Knowledge of genetic disorders has increased exponentially over the past two decades and our understanding of their modes of inheritance will continue to do so at a rapid rate. Veterinary professionals play an essential role in guiding breeders’ and pet owners’ decisions regarding their pets or breeding programme and, therefore, must maintain a sound understanding of genetic testing. Ensuring continued support of credible laboratories and making recommendations based on an awareness of the benefits and limitations of genetic testing will ensure that the frequency of mutant genes reduces gradually over time, improving health outcomes for pets with no unnecessary detriment to individual animals.

Key points

  • Over 850 health traits in dogs and over 400 in cats can now be tested, and this offers veterinarians an avenue for genetic counselling and improved patient monitoring and intervention strategies.1
  • An understanding of the basics of genetics and the science that underlies genetic testing helps veterinary professionals interpret genetic test results and apply them appropriately in a clinical setting.
  • While genetic tests provide a useful assessment of a pet’s genotype, they only reflect disease risk.
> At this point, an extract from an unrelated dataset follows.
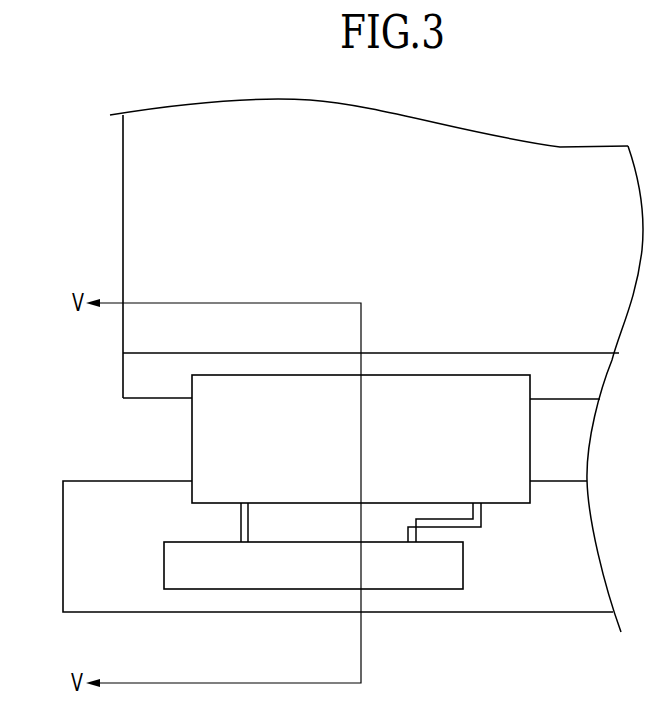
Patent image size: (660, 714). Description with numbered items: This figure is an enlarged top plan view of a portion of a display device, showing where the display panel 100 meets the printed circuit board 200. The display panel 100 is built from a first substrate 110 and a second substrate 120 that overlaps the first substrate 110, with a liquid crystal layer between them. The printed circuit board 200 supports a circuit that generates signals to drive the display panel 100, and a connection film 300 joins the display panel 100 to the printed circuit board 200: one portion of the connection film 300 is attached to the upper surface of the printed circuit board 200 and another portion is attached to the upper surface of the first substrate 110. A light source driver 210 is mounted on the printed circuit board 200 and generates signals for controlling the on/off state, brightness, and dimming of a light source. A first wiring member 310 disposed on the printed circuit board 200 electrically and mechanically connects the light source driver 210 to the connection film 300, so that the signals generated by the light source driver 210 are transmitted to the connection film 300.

Results must be interpreted with the understanding of the penetrance of the disease and an understanding that our knowledge of how genetic variants relate to disease outcomes across different breeds is still developing.3


  1. Meurs K. Practical Clinical Genetics. Society for Theriogenology and the American College of Theriogenologists Annual Conference. July, 2022; Bellevue, IL.
  2. Loechel R, Springer K, Brewer, G. VWD and VetGen: Ten Years of Genetic Test Results. Tufts’ Canine and Feline Breeding and Genetics Conference. September, 2007; Sturbridge, MA.
  3. Baker L, Muir P, Sample SJ. Genome-Wide Association Studies and Genetic Testing: Understanding the Science, Success, and Future of a Rapidly Developing Field. J Am Vet Med Assoc 2019;255:1126–1136.
  4. Biller D, DiBartola S, Eaton K, et al. Inheritance of Polycystic Kidney Disease in Persian Cats. J Hered 1996;87:1–5.
  5. Schirrer L, Marín-García PJ, Llobat L. Feline Polycystic Kidney Disease: An Update. Vet Sci 2021;8:269.
  6. Patterson DF. Companion Animal Medicine in the Age of Medical Genetics. J Vet Intern Med 2000;14:1–9.
  7. Leeb T, Bannasch D, Schoenebeck JJ. Identification of Genetic Risk Factors for Monogenic and Complex Canine Diseases. Annu Rev Anim Biosci 2022;11.